Last updated: 5 February 2026

1. Controller

Bliq GmbH
Lohmühlenstraße 65
12435 Berlin
Germany
Email: hello@bliq.ai
Data Protection Officer (DPO):
Email: dpo@bliq.ai

2. General Information

We take the protection of personal data seriously. This Privacy Policy explains how Bliq GmbH (“we”, “us”) processes personal data in accordance with the General Data Protection Regulation (GDPR) and applicable German data protection laws.
Personal data means any information relating to an identified or identifiable natural person.

3. Categories of Data We Process

Depending on usage of our website and driverless vehicle services, we may process:

Website data

• IP address

• Date and time of access

• Browser and device information

• Referrer URL

• Log files

Communication data

• Name

• Email address

• Message content

Vehicle and mobility data (if using our driverless vehicle services)
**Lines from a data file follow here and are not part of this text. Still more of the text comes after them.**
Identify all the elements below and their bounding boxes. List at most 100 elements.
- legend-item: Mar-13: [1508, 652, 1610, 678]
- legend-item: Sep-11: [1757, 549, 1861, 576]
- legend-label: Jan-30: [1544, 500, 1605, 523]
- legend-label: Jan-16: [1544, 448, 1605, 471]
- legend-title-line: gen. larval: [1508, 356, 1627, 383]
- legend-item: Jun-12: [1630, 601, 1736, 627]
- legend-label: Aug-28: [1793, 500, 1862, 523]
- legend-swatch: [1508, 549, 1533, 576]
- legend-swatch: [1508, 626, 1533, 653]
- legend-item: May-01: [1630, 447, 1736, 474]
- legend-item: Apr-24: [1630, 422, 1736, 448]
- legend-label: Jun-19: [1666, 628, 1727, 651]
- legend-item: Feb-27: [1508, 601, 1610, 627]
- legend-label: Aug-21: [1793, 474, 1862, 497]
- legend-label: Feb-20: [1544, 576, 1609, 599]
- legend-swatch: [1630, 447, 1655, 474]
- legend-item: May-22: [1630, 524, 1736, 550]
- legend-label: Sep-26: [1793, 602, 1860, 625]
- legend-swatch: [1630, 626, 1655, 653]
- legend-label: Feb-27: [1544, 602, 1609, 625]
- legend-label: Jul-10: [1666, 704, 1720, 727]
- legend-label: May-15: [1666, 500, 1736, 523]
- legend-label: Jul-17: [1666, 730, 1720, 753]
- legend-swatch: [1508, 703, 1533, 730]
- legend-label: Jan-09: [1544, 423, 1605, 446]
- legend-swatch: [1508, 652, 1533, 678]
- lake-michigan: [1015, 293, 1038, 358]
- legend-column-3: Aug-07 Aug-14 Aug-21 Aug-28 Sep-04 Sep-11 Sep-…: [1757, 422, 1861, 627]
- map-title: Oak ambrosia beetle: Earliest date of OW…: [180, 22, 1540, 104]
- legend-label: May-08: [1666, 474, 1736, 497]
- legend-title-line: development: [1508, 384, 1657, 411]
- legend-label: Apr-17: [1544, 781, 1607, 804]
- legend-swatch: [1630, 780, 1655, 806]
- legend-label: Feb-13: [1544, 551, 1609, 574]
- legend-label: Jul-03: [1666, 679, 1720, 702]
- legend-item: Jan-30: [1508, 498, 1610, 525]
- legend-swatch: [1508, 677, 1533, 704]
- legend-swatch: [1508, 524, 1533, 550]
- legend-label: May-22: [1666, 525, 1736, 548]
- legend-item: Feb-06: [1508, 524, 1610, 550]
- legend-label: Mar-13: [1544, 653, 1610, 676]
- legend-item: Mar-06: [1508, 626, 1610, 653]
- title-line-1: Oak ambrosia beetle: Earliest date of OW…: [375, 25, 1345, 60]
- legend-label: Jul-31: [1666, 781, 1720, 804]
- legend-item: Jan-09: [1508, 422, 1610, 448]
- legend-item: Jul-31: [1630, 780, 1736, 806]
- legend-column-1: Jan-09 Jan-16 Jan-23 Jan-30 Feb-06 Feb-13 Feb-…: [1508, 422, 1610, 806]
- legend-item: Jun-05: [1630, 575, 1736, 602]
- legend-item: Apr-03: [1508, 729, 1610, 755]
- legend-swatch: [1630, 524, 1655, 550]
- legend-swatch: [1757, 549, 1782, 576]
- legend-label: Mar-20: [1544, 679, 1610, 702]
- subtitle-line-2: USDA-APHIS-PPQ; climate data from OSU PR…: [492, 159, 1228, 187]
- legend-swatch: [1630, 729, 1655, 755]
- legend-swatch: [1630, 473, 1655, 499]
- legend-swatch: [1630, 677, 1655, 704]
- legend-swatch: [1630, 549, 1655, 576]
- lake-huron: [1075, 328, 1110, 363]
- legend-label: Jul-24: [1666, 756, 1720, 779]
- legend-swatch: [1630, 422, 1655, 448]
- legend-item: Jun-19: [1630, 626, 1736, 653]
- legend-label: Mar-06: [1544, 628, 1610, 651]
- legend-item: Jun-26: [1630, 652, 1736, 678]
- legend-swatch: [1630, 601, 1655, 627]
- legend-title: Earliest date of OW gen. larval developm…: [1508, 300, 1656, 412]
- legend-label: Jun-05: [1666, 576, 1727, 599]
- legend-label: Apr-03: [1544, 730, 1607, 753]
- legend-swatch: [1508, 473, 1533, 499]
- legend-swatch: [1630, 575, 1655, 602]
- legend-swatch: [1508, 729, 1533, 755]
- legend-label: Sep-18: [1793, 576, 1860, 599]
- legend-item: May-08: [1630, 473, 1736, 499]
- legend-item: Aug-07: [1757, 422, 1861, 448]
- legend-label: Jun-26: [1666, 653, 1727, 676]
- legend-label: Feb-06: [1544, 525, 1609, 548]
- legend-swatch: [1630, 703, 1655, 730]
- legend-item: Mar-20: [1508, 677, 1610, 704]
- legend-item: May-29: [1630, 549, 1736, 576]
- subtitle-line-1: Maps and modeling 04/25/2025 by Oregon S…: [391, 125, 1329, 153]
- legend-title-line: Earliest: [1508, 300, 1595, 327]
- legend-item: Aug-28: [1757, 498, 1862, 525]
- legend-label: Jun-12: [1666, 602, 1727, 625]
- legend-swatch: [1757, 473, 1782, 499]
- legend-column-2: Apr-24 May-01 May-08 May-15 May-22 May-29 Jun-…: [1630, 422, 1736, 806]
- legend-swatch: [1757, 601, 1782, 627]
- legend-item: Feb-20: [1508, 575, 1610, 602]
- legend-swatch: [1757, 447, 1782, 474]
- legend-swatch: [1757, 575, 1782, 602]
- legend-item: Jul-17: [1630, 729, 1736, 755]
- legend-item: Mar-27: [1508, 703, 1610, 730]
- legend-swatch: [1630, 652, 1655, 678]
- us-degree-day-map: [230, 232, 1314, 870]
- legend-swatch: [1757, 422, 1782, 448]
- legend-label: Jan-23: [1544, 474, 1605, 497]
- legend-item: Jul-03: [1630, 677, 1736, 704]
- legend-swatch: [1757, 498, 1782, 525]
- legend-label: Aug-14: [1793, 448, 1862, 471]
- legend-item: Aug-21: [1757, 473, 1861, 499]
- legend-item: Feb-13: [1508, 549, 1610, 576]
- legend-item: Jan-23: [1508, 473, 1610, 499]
• Trip metadata (start/end location, timestamps, route)

• Vehicle telemetry (speed, braking, system status)

• Sensor data (camera, lidar, radar)

• Interior safety data (e.g. seat occupancy)

Safety and incident data

• Video recordings in and around the vehicle

• Event data related to accidents or system faults

  
  

4. Purposes of Processing

We process personal data for the following purposes:

• Operation and safety of driverless vehicles

• Navigation and ride execution

• System monitoring and improvement

• Legal compliance and accident investigation

• Customer support and communication

• Website operation and security

  
  

5. Legal Bases

Processing is based on:

• Art. 6(1)(b) GDPR – performance of a contract

• Art. 6(1)(c) GDPR – legal obligations

• Art. 6(1)(f) GDPR – legitimate interests (e.g. system security, fraud prevention, service improvement)

• Art. 6(1)(a) GDPR – consent, where applicable

Our legitimate interests include operating safe driverless vehicles and maintaining reliable digital services.

6. Recipients of Data

Personal data may be shared with:

• Technical service providers (hosting, cloud, analytics)

• Mobility partners

• Insurance providers

• Authorities where legally required

All processors act under GDPR-compliant data processing agreements.

7. International Transfers

If data is transferred outside the EU/EEA, we ensure appropriate safeguards such as EU Standard Contractual Clauses.

8. Storage Period

We store personal data only as long as necessary for the stated purposes or legal retention requirements.
Typical retention periods:

• Website logs: up to 30 days

• Communication data: up to 3 years

• Vehicle and safety data: according to operational necessity and statutory requirements

9. Your Rights

You have the right to:

• Access your data (Art. 15 GDPR)

• Rectification (Art. 16 GDPR)

• Erasure (Art. 17 GDPR)

• Restriction of processing (Art. 18 GDPR)

• Data portability (Art. 20 GDPR)

• Object to processing (Art. 21 GDPR)

• Withdraw consent at any time

Requests can be sent to: dpo@bliq.ai
You also have the right to lodge a complaint with a supervisory authority.

10. Automated Decision-Making

Our systems may perform automated processing for driverless vehicle operation and safety. No decisions producing legal effects concerning individuals are made without human oversight.

11. Cookies and Website Technologies

Our website may use technically necessary cookies. Optional cookies (e.g. analytics) are only used with consent.
Details are provided via our cookie banner.

12. Data Security

We apply appropriate technical and organizational measures, including encryption, access controls, and secure infrastructure.

13. Changes to This Policy

We may update this Privacy Policy from time to time. The current version is always available on our website.